When you click on links to various merchants on this site and make a purchase, this can result in this site earning a commission. Affiliate programs and affiliations include, but are not limited to, the eBay Partner Network.

Unusual Crown Race Size, Unknown Standard

-

SuperDirtMan

Look Ma, No Hands!
Hey All,

Sorry if this is a basic question, I'm still quite new to old bicycles, but I've been having trouble with this. I have a 1950 Monark (the Swedish Monark, not the American Monark) Aerosteel Bicycle, and am in the process of getting it into better shape. The original crown race had a fairly large divot, enough to resonate through the fork when turning, so I had planned to replace it. However, I haven't been able to find a replacement that fits, the original measuring ~25.7 millimeters on the inside.
I was recommended to try an EC30/25.4 headset, but alas the crown race still sat very loosely on the fork.
Is anyone familiar with this particular headset standard? Is this unique to Swedish bicycles?

Thanks.
 
Welcome to the Cabe, I can't help with your question but I'm sure someone here on the Cabe will chime in with your answer.
 
The steerer tube OD, at the base is ~25.6 mm, slightly thicker than the upper portion, around 25.4-25.4 mm, so fairly typical as it seems. It was seated fairly tight, and I haven't been able to find an ideal replacement.

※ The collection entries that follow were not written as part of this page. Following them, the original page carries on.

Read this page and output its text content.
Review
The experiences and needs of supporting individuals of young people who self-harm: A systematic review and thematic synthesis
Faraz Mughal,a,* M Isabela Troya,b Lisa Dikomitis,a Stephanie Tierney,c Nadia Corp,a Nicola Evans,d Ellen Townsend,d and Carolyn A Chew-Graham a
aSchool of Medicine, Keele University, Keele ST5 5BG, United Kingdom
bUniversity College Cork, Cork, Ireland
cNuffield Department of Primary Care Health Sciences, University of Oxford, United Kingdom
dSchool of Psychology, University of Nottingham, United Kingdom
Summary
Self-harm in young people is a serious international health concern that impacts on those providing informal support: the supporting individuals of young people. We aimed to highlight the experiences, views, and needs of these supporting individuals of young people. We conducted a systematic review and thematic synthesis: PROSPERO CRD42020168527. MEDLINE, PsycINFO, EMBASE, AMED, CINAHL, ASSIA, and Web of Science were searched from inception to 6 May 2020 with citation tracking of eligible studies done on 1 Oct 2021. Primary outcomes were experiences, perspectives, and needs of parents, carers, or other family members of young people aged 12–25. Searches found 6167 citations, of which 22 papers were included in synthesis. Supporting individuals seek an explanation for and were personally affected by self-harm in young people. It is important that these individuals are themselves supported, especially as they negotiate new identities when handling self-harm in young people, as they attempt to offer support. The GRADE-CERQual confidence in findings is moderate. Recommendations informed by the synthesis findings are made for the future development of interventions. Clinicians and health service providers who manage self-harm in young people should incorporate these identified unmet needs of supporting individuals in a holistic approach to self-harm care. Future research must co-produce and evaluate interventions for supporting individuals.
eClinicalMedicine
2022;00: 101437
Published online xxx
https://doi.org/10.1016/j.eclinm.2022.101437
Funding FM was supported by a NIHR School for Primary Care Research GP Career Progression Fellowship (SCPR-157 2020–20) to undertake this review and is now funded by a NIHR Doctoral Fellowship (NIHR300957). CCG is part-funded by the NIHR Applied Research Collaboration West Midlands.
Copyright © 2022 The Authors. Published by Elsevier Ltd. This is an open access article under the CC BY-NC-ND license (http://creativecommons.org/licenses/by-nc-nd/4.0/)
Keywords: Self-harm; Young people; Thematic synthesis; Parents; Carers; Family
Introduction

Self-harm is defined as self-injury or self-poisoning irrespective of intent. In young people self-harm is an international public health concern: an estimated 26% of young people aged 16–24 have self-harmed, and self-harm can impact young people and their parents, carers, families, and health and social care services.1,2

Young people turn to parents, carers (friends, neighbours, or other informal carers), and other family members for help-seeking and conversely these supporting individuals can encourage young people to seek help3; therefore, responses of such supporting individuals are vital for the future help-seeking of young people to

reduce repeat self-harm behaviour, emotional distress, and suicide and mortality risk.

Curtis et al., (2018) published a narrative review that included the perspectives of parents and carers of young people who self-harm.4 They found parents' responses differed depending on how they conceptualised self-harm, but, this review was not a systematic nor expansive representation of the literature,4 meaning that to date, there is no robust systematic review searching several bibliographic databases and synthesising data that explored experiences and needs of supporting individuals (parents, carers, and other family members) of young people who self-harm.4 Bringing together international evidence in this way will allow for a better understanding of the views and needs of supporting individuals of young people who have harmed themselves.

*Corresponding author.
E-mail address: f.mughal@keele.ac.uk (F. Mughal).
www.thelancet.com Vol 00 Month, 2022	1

Shims may be the best option in this case.

IMG_4989.jpg
 
I'm considering just replacing the caged bearing with a sealed bearing, honestly. It might be the simpler option, so I can keep the race without risking the bearing.
 
For a 1” steerer tube, I believe that modern replacements are 26+ mm, (and some may be found at ~27mm).
I have found some older bikes that seem to have more like 1” bottom cones, which I do not know if anyone makes anymore.
The good thing about smaller steerer tubes, is that they can be shimmed up to fit the wider bearing cones.
 
In my experience over time shins haven’t held up. But that all depends on how much you plan on riding. And of course every situation can be vastly different. I’m sure a few dozen times a year would be fine. But heavy use or rough terrain will surly test the durability of a shim.

I vote to knurl it, but then tool cost or finding someone to do that might be an issue.
 
In my experience over time shins haven’t held up. But that all depends on how much you plan on riding. And of course every situation can be vastly different. I’m sure a few dozen times a year would be fine. But heavy use or rough terrain will surly test the durability of a shim.

I vote to knurl it, but then tool cost or finding someone to do that might be an issue.
Agreed that shims would likely be only a temporary fix, they seem to want to move under the pressure of actually using the bike.
Cost should not be too much as it would be a 15 minute job for someone with the right machinery. Finding someone with a knurl that will work on a narrow crown race seat right next to that shoulder could be a problem, as most knurling rollers are supported on both sides and clearance will be an issue.
I have had decent luck with using a center punch and carefully working my way around the race seat while properly supporting the steerer. The addition of some Locktite sleeve/bearing retainer might improve even that method.
I have also built the seat area up by brazing and then turning it down on a lathe. Works perfectly but not likely worth the trouble and cost.